If an OutOfMemoryError (OOM) occurs on a node causing the logpresso process to stop, or if a memory leak is suspected, you can generate a heap dump to diagnose the cause.

Caution
The heap dump file size can be similar to the JVM heap size. Make sure there is sufficient free disk space at the save path.
  1. Add the following lines to the end of the /opt/logpresso/etc/logpresso.conf file.

    JAVA_OPTS="$JAVA_OPTS -XX:+HeapDumpOnOutOfMemoryError"
    JAVA_OPTS="$JAVA_OPTS -XX:HeapDumpPath=/data/heapdump.hprof"
    
  2. Restart the logpresso process.

    sudo systemctl restart logpresso
    
  3. If an OOM occurs afterward, a heap dump file will be automatically created at the specified path. Verify the file with the following command.

    ls -lh /data/heapdump.hprof
    

Collecting Data for Failure Analysis

  1. Run the jcmd command to find the PID of the java process running araqne-core. The following is an example of the command output.

    3370022 /logpresso/araqne-core-4.0.5-package.jar
    2428126 jdk.jcmd/sun.tools.jcmd.JCmd
    
  2. Generate diagnostics artifacts based on the PID identified above.

    # Run jcmd based on the PID identified above.
    # The file save path can be changed.
    # Ensure all artifact files are saved to a directory with sufficient free space.
    
    # Generate jmap
    jcmd 3370022  GC.class_histogram > /data/histogram_yyMMdd.txt
    
    # Generate JFR -> (The file will be created after 60 seconds.)
    jcmd 3370022 JFR.start duration=60s settings=profile filename=/data/jfr_yyMMdd.jfr
    
    # Generate jstack
    jcmd 3370022 Thread.print > /data/jstack_yyMMdd.txt
    
    # Generate HeapDump
    # The file size can be as large as the Java heap memory size.
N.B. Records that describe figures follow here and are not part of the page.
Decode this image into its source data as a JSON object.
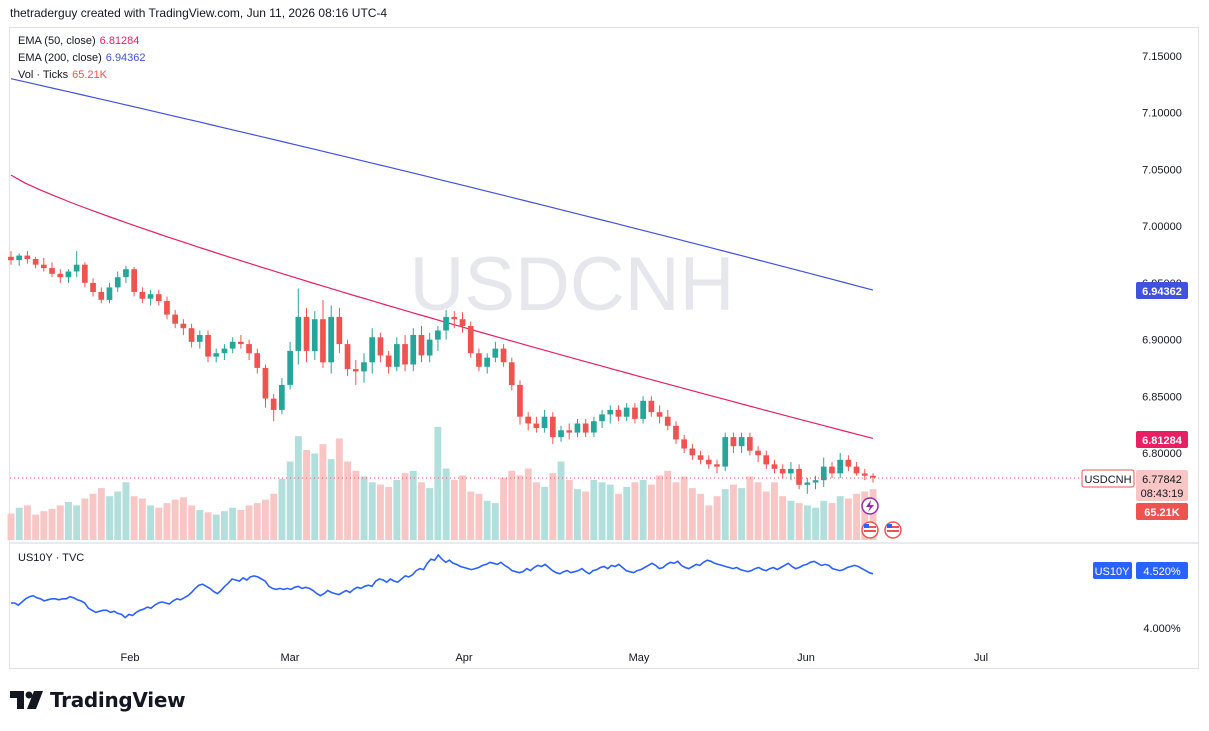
{
  "header": {
    "attribution": "thetraderguy created with TradingView.com, Jun 11, 2026 08:16 UTC-4"
  },
  "watermark": "USDCNH",
  "legend": {
    "ema50_label": "EMA (50, close)",
    "ema50_value": "6.81284",
    "ema200_label": "EMA (200, close)",
    "ema200_value": "6.94362",
    "vol_label": "Vol · Ticks",
    "vol_value": "65.21K",
    "us10y_label": "US10Y · TVC"
  },
  "badges": {
    "ema200": "6.94362",
    "ema50": "6.81284",
    "symbol": "USDCNH",
    "price": "6.77842",
    "countdown": "08:43:19",
    "volume": "65.21K",
    "us10y_symbol": "US10Y",
    "us10y_value": "4.520%"
  },
  "colors": {
    "up": "#26a69a",
    "down": "#ef5350",
    "ema50": "#e91e63",
    "ema200": "#3f51e0",
    "vol_up": "#b2dfdb",
    "vol_down": "#f8c6c4",
    "us10y": "#2962ff",
    "grid_text": "#131722"
  },
  "footer": {
    "logo_text": "TradingView"
  },
  "chart_data": [
    {
      "type": "candlestick",
      "symbol": "USDCNH",
      "y_ticks": [
        "7.15000",
        "7.10000",
        "7.05000",
        "7.00000",
        "6.95000",
        "6.90000",
        "6.85000",
        "6.80000"
      ],
      "ylim": [
        6.77,
        7.17
      ],
      "x_ticks": [
        "Feb",
        "Mar",
        "Apr",
        "May",
        "Jun",
        "Jul"
      ],
      "last_price": 6.77842,
      "ema50": {
        "start": 7.045,
        "end": 6.81284
      },
      "ema200": {
        "start": 7.13,
        "end": 6.94362
      },
      "ohlc": [
        [
          6.973,
          6.978,
          6.966,
          6.97
        ],
        [
          6.97,
          6.976,
          6.965,
          6.974
        ],
        [
          6.974,
          6.978,
          6.967,
          6.971
        ],
        [
          6.971,
          6.973,
          6.963,
          6.966
        ],
        [
          6.966,
          6.972,
          6.96,
          6.963
        ],
        [
          6.963,
          6.968,
          6.955,
          6.958
        ],
        [
          6.958,
          6.962,
          6.95,
          6.955
        ],
        [
          6.955,
          6.962,
          6.95,
          6.96
        ],
        [
          6.96,
          6.978,
          6.955,
          6.966
        ],
        [
          6.966,
          6.968,
          6.946,
          6.95
        ],
        [
          6.95,
          6.954,
          6.938,
          6.942
        ],
        [
          6.942,
          6.946,
          6.932,
          6.935
        ],
        [
          6.935,
          6.95,
          6.932,
          6.946
        ],
        [
          6.946,
          6.96,
          6.942,
          6.955
        ],
        [
          6.955,
          6.965,
          6.95,
          6.962
        ],
        [
          6.962,
          6.964,
          6.938,
          6.942
        ],
        [
          6.942,
          6.946,
          6.932,
          6.936
        ],
        [
          6.936,
          6.944,
          6.93,
          6.94
        ],
        [
          6.94,
          6.944,
          6.93,
          6.934
        ],
        [
          6.934,
          6.938,
          6.918,
          6.922
        ],
        [
          6.922,
          6.926,
          6.91,
          6.914
        ],
        [
          6.914,
          6.918,
          6.904,
          6.91
        ],
        [
          6.91,
          6.914,
          6.893,
          6.898
        ],
        [
          6.898,
          6.908,
          6.892,
          6.904
        ],
        [
          6.904,
          6.908,
          6.88,
          6.885
        ],
        [
          6.885,
          6.892,
          6.88,
          6.888
        ],
        [
          6.888,
          6.896,
          6.882,
          6.892
        ],
        [
          6.892,
          6.902,
          6.888,
          6.898
        ],
        [
          6.898,
          6.904,
          6.892,
          6.896
        ],
        [
          6.896,
          6.9,
          6.882,
          6.888
        ],
        [
          6.888,
          6.892,
          6.87,
          6.875
        ],
        [
          6.875,
          6.878,
          6.84,
          6.848
        ],
        [
          6.848,
          6.852,
          6.828,
          6.838
        ],
        [
          6.838,
          6.866,
          6.834,
          6.86
        ],
        [
          6.86,
          6.898,
          6.856,
          6.89
        ],
        [
          6.89,
          6.945,
          6.878,
          6.92
        ],
        [
          6.92,
          6.928,
          6.88,
          6.89
        ],
        [
          6.89,
          6.925,
          6.882,
          6.918
        ],
        [
          6.918,
          6.935,
          6.875,
          6.88
        ],
        [
          6.88,
          6.93,
          6.87,
          6.92
        ],
        [
          6.92,
          6.928,
          6.888,
          6.896
        ],
        [
          6.896,
          6.9,
          6.868,
          6.874
        ],
        [
          6.874,
          6.882,
          6.86,
          6.872
        ],
        [
          6.872,
          6.888,
          6.862,
          6.88
        ],
        [
          6.88,
          6.91,
          6.87,
          6.902
        ],
        [
          6.902,
          6.906,
          6.88,
          6.886
        ],
        [
          6.886,
          6.89,
          6.87,
          6.876
        ],
        [
          6.876,
          6.902,
          6.872,
          6.896
        ],
        [
          6.896,
          6.904,
          6.872,
          6.878
        ],
        [
          6.878,
          6.91,
          6.872,
          6.904
        ],
        [
          6.904,
          6.912,
          6.88,
          6.886
        ],
        [
          6.886,
          6.906,
          6.88,
          6.9
        ],
        [
          6.9,
          6.912,
          6.89,
          6.908
        ],
        [
          6.908,
          6.926,
          6.9,
          6.92
        ],
        [
          6.92,
          6.925,
          6.91,
          6.918
        ],
        [
          6.918,
          6.924,
          6.906,
          6.912
        ],
        [
          6.912,
          6.916,
          6.884,
          6.888
        ],
        [
          6.888,
          6.892,
          6.872,
          6.876
        ],
        [
          6.876,
          6.888,
          6.87,
          6.884
        ],
        [
          6.884,
          6.898,
          6.88,
          6.892
        ],
        [
          6.892,
          6.896,
          6.876,
          6.88
        ],
        [
          6.88,
          6.884,
          6.855,
          6.86
        ],
        [
          6.86,
          6.864,
          6.825,
          6.832
        ],
        [
          6.832,
          6.836,
          6.82,
          6.826
        ],
        [
          6.826,
          6.832,
          6.818,
          6.822
        ],
        [
          6.822,
          6.838,
          6.818,
          6.832
        ],
        [
          6.832,
          6.836,
          6.808,
          6.814
        ],
        [
          6.814,
          6.824,
          6.81,
          6.82
        ],
        [
          6.82,
          6.826,
          6.812,
          6.818
        ],
        [
          6.818,
          6.83,
          6.814,
          6.826
        ],
        [
          6.826,
          6.83,
          6.814,
          6.818
        ],
        [
          6.818,
          6.832,
          6.814,
          6.828
        ],
        [
          6.828,
          6.838,
          6.822,
          6.834
        ],
        [
          6.834,
          6.842,
          6.826,
          6.838
        ],
        [
          6.838,
          6.842,
          6.828,
          6.832
        ],
        [
          6.832,
          6.844,
          6.828,
          6.84
        ],
        [
          6.84,
          6.844,
          6.826,
          6.83
        ],
        [
          6.83,
          6.85,
          6.826,
          6.846
        ],
        [
          6.846,
          6.85,
          6.832,
          6.836
        ],
        [
          6.836,
          6.842,
          6.826,
          6.832
        ],
        [
          6.832,
          6.838,
          6.82,
          6.824
        ],
        [
          6.824,
          6.828,
          6.808,
          6.812
        ],
        [
          6.812,
          6.816,
          6.8,
          6.804
        ],
        [
          6.804,
          6.808,
          6.794,
          6.798
        ],
        [
          6.798,
          6.802,
          6.79,
          6.794
        ],
        [
          6.794,
          6.798,
          6.786,
          6.79
        ],
        [
          6.79,
          6.794,
          6.782,
          6.788
        ],
        [
          6.788,
          6.818,
          6.784,
          6.814
        ],
        [
          6.814,
          6.818,
          6.8,
          6.806
        ],
        [
          6.806,
          6.818,
          6.8,
          6.814
        ],
        [
          6.814,
          6.818,
          6.798,
          6.802
        ],
        [
          6.802,
          6.806,
          6.792,
          6.798
        ],
        [
          6.798,
          6.802,
          6.786,
          6.79
        ],
        [
          6.79,
          6.794,
          6.782,
          6.786
        ],
        [
          6.786,
          6.79,
          6.778,
          6.782
        ],
        [
          6.782,
          6.792,
          6.776,
          6.786
        ],
        [
          6.786,
          6.79,
          6.768,
          6.772
        ],
        [
          6.772,
          6.778,
          6.764,
          6.774
        ],
        [
          6.774,
          6.78,
          6.768,
          6.776
        ],
        [
          6.776,
          6.796,
          6.77,
          6.788
        ],
        [
          6.788,
          6.792,
          6.778,
          6.782
        ],
        [
          6.782,
          6.8,
          6.778,
          6.794
        ],
        [
          6.794,
          6.798,
          6.784,
          6.788
        ],
        [
          6.788,
          6.792,
          6.78,
          6.782
        ],
        [
          6.782,
          6.786,
          6.776,
          6.78
        ],
        [
          6.78,
          6.782,
          6.774,
          6.77842
        ]
      ],
      "volume": [
        23,
        28,
        30,
        22,
        25,
        27,
        30,
        33,
        30,
        36,
        40,
        45,
        38,
        42,
        50,
        38,
        36,
        30,
        28,
        32,
        35,
        37,
        30,
        26,
        24,
        22,
        25,
        28,
        26,
        30,
        32,
        35,
        40,
        53,
        68,
        90,
        78,
        75,
        83,
        70,
        88,
        68,
        60,
        55,
        50,
        48,
        46,
        52,
        58,
        60,
        50,
        45,
        98,
        62,
        52,
        56,
        42,
        40,
        34,
        32,
        54,
        60,
        56,
        62,
        50,
        46,
        58,
        68,
        52,
        44,
        42,
        52,
        50,
        48,
        40,
        46,
        50,
        52,
        48,
        56,
        60,
        50,
        55,
        45,
        40,
        30,
        38,
        44,
        48,
        45,
        55,
        50,
        42,
        50,
        38,
        34,
        32,
        30,
        28,
        34,
        32,
        38,
        36,
        40,
        42,
        44
      ],
      "volume_ylim": [
        0,
        130
      ],
      "volume_last": "65.21K"
    },
    {
      "type": "line",
      "symbol": "US10Y",
      "y_ticks": [
        "4.000%"
      ],
      "ylim": [
        3.96,
        4.7
      ],
      "last_value": "4.520%",
      "values": [
        4.24,
        4.24,
        4.22,
        4.25,
        4.28,
        4.3,
        4.31,
        4.29,
        4.28,
        4.26,
        4.27,
        4.28,
        4.28,
        4.27,
        4.28,
        4.28,
        4.3,
        4.29,
        4.27,
        4.26,
        4.24,
        4.19,
        4.17,
        4.15,
        4.16,
        4.17,
        4.17,
        4.15,
        4.16,
        4.14,
        4.13,
        4.1,
        4.13,
        4.12,
        4.15,
        4.17,
        4.18,
        4.2,
        4.19,
        4.22,
        4.24,
        4.25,
        4.24,
        4.23,
        4.26,
        4.28,
        4.27,
        4.29,
        4.31,
        4.34,
        4.38,
        4.41,
        4.42,
        4.4,
        4.38,
        4.35,
        4.33,
        4.36,
        4.4,
        4.43,
        4.47,
        4.46,
        4.45,
        4.48,
        4.46,
        4.49,
        4.5,
        4.49,
        4.47,
        4.45,
        4.4,
        4.38,
        4.37,
        4.38,
        4.37,
        4.38,
        4.37,
        4.39,
        4.4,
        4.38,
        4.39,
        4.38,
        4.36,
        4.33,
        4.31,
        4.33,
        4.36,
        4.34,
        4.33,
        4.32,
        4.34,
        4.36,
        4.34,
        4.37,
        4.39,
        4.38,
        4.4,
        4.41,
        4.4,
        4.45,
        4.47,
        4.46,
        4.44,
        4.47,
        4.45,
        4.44,
        4.47,
        4.5,
        4.49,
        4.51,
        4.55,
        4.57,
        4.56,
        4.62,
        4.66,
        4.65,
        4.7,
        4.66,
        4.63,
        4.65,
        4.62,
        4.61,
        4.59,
        4.58,
        4.57,
        4.56,
        4.57,
        4.58,
        4.6,
        4.61,
        4.63,
        4.62,
        4.61,
        4.63,
        4.6,
        4.58,
        4.55,
        4.54,
        4.53,
        4.54,
        4.57,
        4.55,
        4.58,
        4.6,
        4.59,
        4.61,
        4.58,
        4.55,
        4.53,
        4.52,
        4.54,
        4.55,
        4.53,
        4.54,
        4.55,
        4.57,
        4.54,
        4.52,
        4.55,
        4.56,
        4.58,
        4.59,
        4.57,
        4.6,
        4.59,
        4.61,
        4.58,
        4.55,
        4.54,
        4.53,
        4.55,
        4.56,
        4.58,
        4.6,
        4.62,
        4.6,
        4.57,
        4.58,
        4.61,
        4.63,
        4.62,
        4.64,
        4.6,
        4.58,
        4.57,
        4.59,
        4.61,
        4.6,
        4.63,
        4.65,
        4.64,
        4.62,
        4.61,
        4.6,
        4.59,
        4.58,
        4.57,
        4.58,
        4.56,
        4.55,
        4.54,
        4.55,
        4.57,
        4.58,
        4.56,
        4.55,
        4.57,
        4.58,
        4.56,
        4.58,
        4.6,
        4.62,
        4.59,
        4.57,
        4.58,
        4.6,
        4.61,
        4.63,
        4.64,
        4.62,
        4.6,
        4.61,
        4.6,
        4.57,
        4.56,
        4.55,
        4.56,
        4.58,
        4.59,
        4.6,
        4.59,
        4.57,
        4.55,
        4.53,
        4.52
      ]
    }
  ]
}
Run this in a directory with sufficient free space.
    jcmd 3370022 GC.heap_dump -all=true /data/heapdump_yyyyMMdd.hprof
    
  3. Export the generated diagnostics artifacts.

Note
If you are using an OpenJDK distributed as a ZIP file, the java file path may be registered in the PATH environment variable. Run the 'ps -ef | grep java' command first to check the java file path used to run Logpresso Sonar.
If the path is not registered in PATH, navigate to the directory containing the java file and prepend './' to each command to run the diagnostics artifact generation commands.